10 September 2009

1 week later... More questions arise

Hey everyone, Sorry that I took off once I left the hospital. I have had a lot on my mind as you all could probably tell. I have attempted to put down what I have to say a couple times now, and I keep getting interrupted. Life... what are you going to do about it....

What has happened in the last week... Where to get started....

I have successfully spent the last week on my TPN. With this, I have been allowed only clear fluids + gummy bears. That's it. I must say its been hella hard to sit around and watch others munch down on whatever it is that's around while I am stuck drinking broth and eating gummy bears. If I was 10 years youngers, I would have thought 7up and gummy bears would have been Heavenly for a diet. Then I grew up and learned to appreciate food. I have to say the worst was last weekend when I took the family over to the grandparents house for dinner. I was happy to see everyone and to be out of the house and visiting people, but Frank does some of the most AMAZING food in his smoker, and he did a whole ham. That was a bit painfull to watch people eat that and not be able to enjoy it. Since then I have been better about my jealousy. Being on the TPN is kinda a trip to me. It takes 12 hours a day to infuse everything that I need for the day. They tell me that I could injest nothing else and be just fine. That's kinda weird to think about when you are up and mobile. It's kinda been cool to get use to though. The kids get a little weird seeing daddy hooked up with a tube in his arm half the night.
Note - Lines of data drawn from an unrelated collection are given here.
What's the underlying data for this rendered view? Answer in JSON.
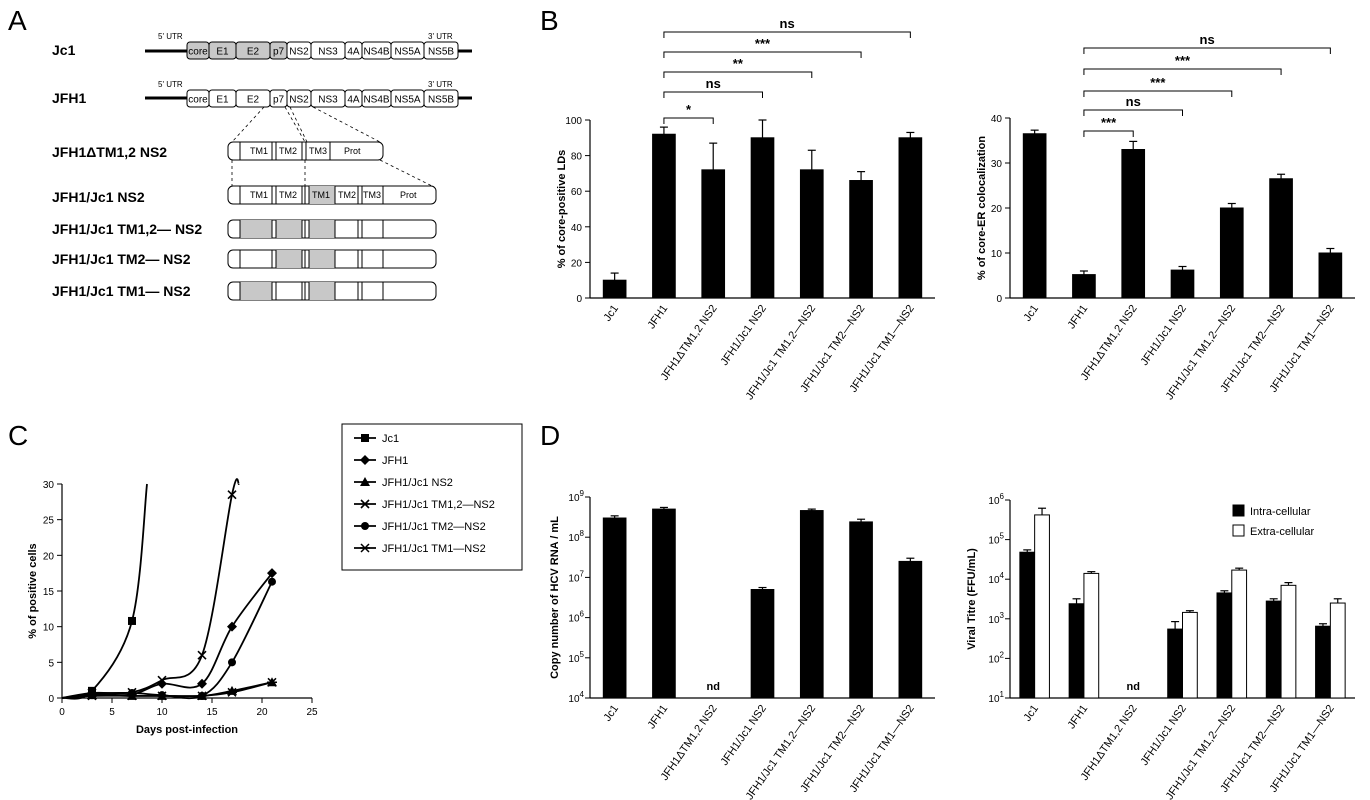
{
  "panels": {
    "A": "A",
    "B": "B",
    "C": "C",
    "D": "D"
  },
  "panelA": {
    "jc1": {
      "label": "Jc1",
      "utr5": "5' UTR",
      "utr3": "3' UTR",
      "segments": [
        "core",
        "E1",
        "E2",
        "p7",
        "NS2",
        "NS3",
        "4A",
        "NS4B",
        "NS5A",
        "NS5B"
      ]
    },
    "jfh1": {
      "label": "JFH1",
      "utr5": "5' UTR",
      "utr3": "3' UTR",
      "segments": [
        "core",
        "E1",
        "E2",
        "p7",
        "NS2",
        "NS3",
        "4A",
        "NS4B",
        "NS5A",
        "NS5B"
      ]
    },
    "delta": {
      "label": "JFH1ΔTM1,2 NS2",
      "segments": [
        "TM1",
        "TM2",
        "TM3",
        "Prot"
      ]
    },
    "chimera": {
      "label": "JFH1/Jc1 NS2",
      "segments": [
        "TM1",
        "TM2",
        "TM1",
        "TM2",
        "TM3",
        "Prot"
      ]
    },
    "tm12": {
      "label": "JFH1/Jc1 TM1,2— NS2"
    },
    "tm2": {
      "label": "JFH1/Jc1 TM2— NS2"
    },
    "tm1": {
      "label": "JFH1/Jc1 TM1— NS2"
    }
  },
  "categories": [
    "Jc1",
    "JFH1",
    "JFH1ΔTM1,2 NS2",
    "JFH1/Jc1 NS2",
    "JFH1/Jc1 TM1,2—NS2",
    "JFH1/Jc1 TM2—NS2",
    "JFH1/Jc1 TM1—NS2"
  ],
  "chart_data": [
    {
      "id": "B-left",
      "type": "bar",
      "ylabel": "% of core-positive LDs",
      "ylim": [
        0,
        100
      ],
      "yticks": [
        "0",
        "20",
        "40",
        "60",
        "80",
        "100"
      ],
      "values": [
        10,
        92,
        72,
        90,
        72,
        66,
        90
      ],
      "errors": [
        4,
        4,
        15,
        10,
        11,
        5,
        3
      ],
      "significance": [
        {
          "label": "*",
          "from": 1,
          "to": 2
        },
        {
          "label": "ns",
          "from": 1,
          "to": 3
        },
        {
          "label": "**",
          "from": 1,
          "to": 4
        },
        {
          "label": "***",
          "from": 1,
          "to": 5
        },
        {
          "label": "ns",
          "from": 1,
          "to": 6
        }
      ]
    },
    {
      "id": "B-right",
      "type": "bar",
      "ylabel": "% of core-ER colocalization",
      "ylim": [
        0,
        40
      ],
      "yticks": [
        "0",
        "10",
        "20",
        "30",
        "40"
      ],
      "values": [
        36.5,
        5.2,
        33,
        6.2,
        20,
        26.5,
        10
      ],
      "errors": [
        0.8,
        0.8,
        1.8,
        0.8,
        1,
        1,
        1
      ],
      "significance": [
        {
          "label": "***",
          "from": 1,
          "to": 2
        },
        {
          "label": "ns",
          "from": 1,
          "to": 3
        },
        {
          "label": "***",
          "from": 1,
          "to": 4
        },
        {
          "label": "***",
          "from": 1,
          "to": 5
        },
        {
          "label": "ns",
          "from": 1,
          "to": 6
        }
      ]
    },
    {
      "id": "C",
      "type": "line",
      "xlabel": "Days post-infection",
      "ylabel": "% of positive cells",
      "xlim": [
        0,
        25
      ],
      "ylim": [
        0,
        30
      ],
      "xticks": [
        "0",
        "5",
        "10",
        "15",
        "20",
        "25"
      ],
      "yticks": [
        "0",
        "5",
        "10",
        "15",
        "20",
        "25",
        "30"
      ],
      "series": [
        {
          "name": "Jc1",
          "marker": "square",
          "x": [
            0,
            3,
            7
          ],
          "y": [
            0,
            1,
            10.8
          ],
          "extend": [
            8.5,
            30
          ]
        },
        {
          "name": "JFH1",
          "marker": "diamond",
          "x": [
            0,
            3,
            7,
            10,
            14,
            17,
            21
          ],
          "y": [
            0,
            0.5,
            0.5,
            2,
            2,
            10,
            17.5
          ]
        },
        {
          "name": "JFH1/Jc1 NS2",
          "marker": "triangle",
          "x": [
            0,
            3,
            7,
            10,
            14,
            17,
            21
          ],
          "y": [
            0,
            0.4,
            0.3,
            0.3,
            0.3,
            1,
            2.2
          ]
        },
        {
          "name": "JFH1/Jc1 TM1,2—NS2",
          "marker": "x",
          "x": [
            0,
            3,
            7,
            10,
            14,
            17
          ],
          "y": [
            0,
            0.7,
            0.8,
            2.5,
            6,
            28.5
          ],
          "extend": [
            17.7,
            30
          ]
        },
        {
          "name": "JFH1/Jc1 TM2—NS2",
          "marker": "circle",
          "x": [
            0,
            3,
            7,
            10,
            14,
            17,
            21
          ],
          "y": [
            0,
            0.6,
            0.7,
            0.4,
            0.3,
            5,
            16.3
          ]
        },
        {
          "name": "JFH1/Jc1 TM1—NS2",
          "marker": "star",
          "x": [
            0,
            3,
            7,
            10,
            14,
            17,
            21
          ],
          "y": [
            0,
            0.3,
            0.3,
            0.3,
            0.3,
            0.8,
            2.2
          ]
        }
      ]
    },
    {
      "id": "D-left",
      "type": "bar",
      "scale": "log",
      "ylabel": "Copy number of HCV RNA / mL",
      "ylim": [
        "10^4",
        "10^9"
      ],
      "yticks": [
        {
          "base": "10",
          "exp": "4"
        },
        {
          "base": "10",
          "exp": "5"
        },
        {
          "base": "10",
          "exp": "6"
        },
        {
          "base": "10",
          "exp": "7"
        },
        {
          "base": "10",
          "exp": "8"
        },
        {
          "base": "10",
          "exp": "9"
        }
      ],
      "values": [
        300000000.0,
        500000000.0,
        null,
        5000000.0,
        460000000.0,
        240000000.0,
        25000000.0
      ],
      "errors": [
        340000000.0,
        550000000.0,
        null,
        5600000.0,
        500000000.0,
        280000000.0,
        30000000.0
      ],
      "nd_label": "nd"
    },
    {
      "id": "D-right",
      "type": "bar",
      "scale": "log",
      "ylabel": "Viral Titre (FFU/mL)",
      "ylim": [
        "10^1",
        "10^6"
      ],
      "yticks": [
        {
          "base": "10",
          "exp": "1"
        },
        {
          "base": "10",
          "exp": "2"
        },
        {
          "base": "10",
          "exp": "3"
        },
        {
          "base": "10",
          "exp": "4"
        },
        {
          "base": "10",
          "exp": "5"
        },
        {
          "base": "10",
          "exp": "6"
        }
      ],
      "series": [
        {
          "name": "Intra-cellular",
          "color": "#000000",
          "values": [
            48000,
            2400,
            null,
            550,
            4500,
            2800,
            650
          ],
          "errors": [
            55000,
            3200,
            null,
            850,
            5100,
            3200,
            750
          ]
        },
        {
          "name": "Extra-cellular",
          "color": "#ffffff",
          "values": [
            420000,
            14000,
            null,
            1450,
            17000,
            7000,
            2500
          ],
          "errors": [
            620000,
            15500,
            null,
            1600,
            19000,
            8200,
            3200
          ]
        }
      ],
      "nd_label": "nd"
    }
  ]
}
The family has been amazing through all of this. I know it can't be easy on them seeing daddy in a lot of pain or my wife knowing that I am unable to help out around here as much as I want to. They have been a constant source of energy for me! I know that all that I am dealing with right now is to get me into a place where I will be around for years to come to help them out through everything.

I am starting to fade for the night. I will get more down in the morning.

Life is an interesting mistress... I hope to be around long enough to figure her out!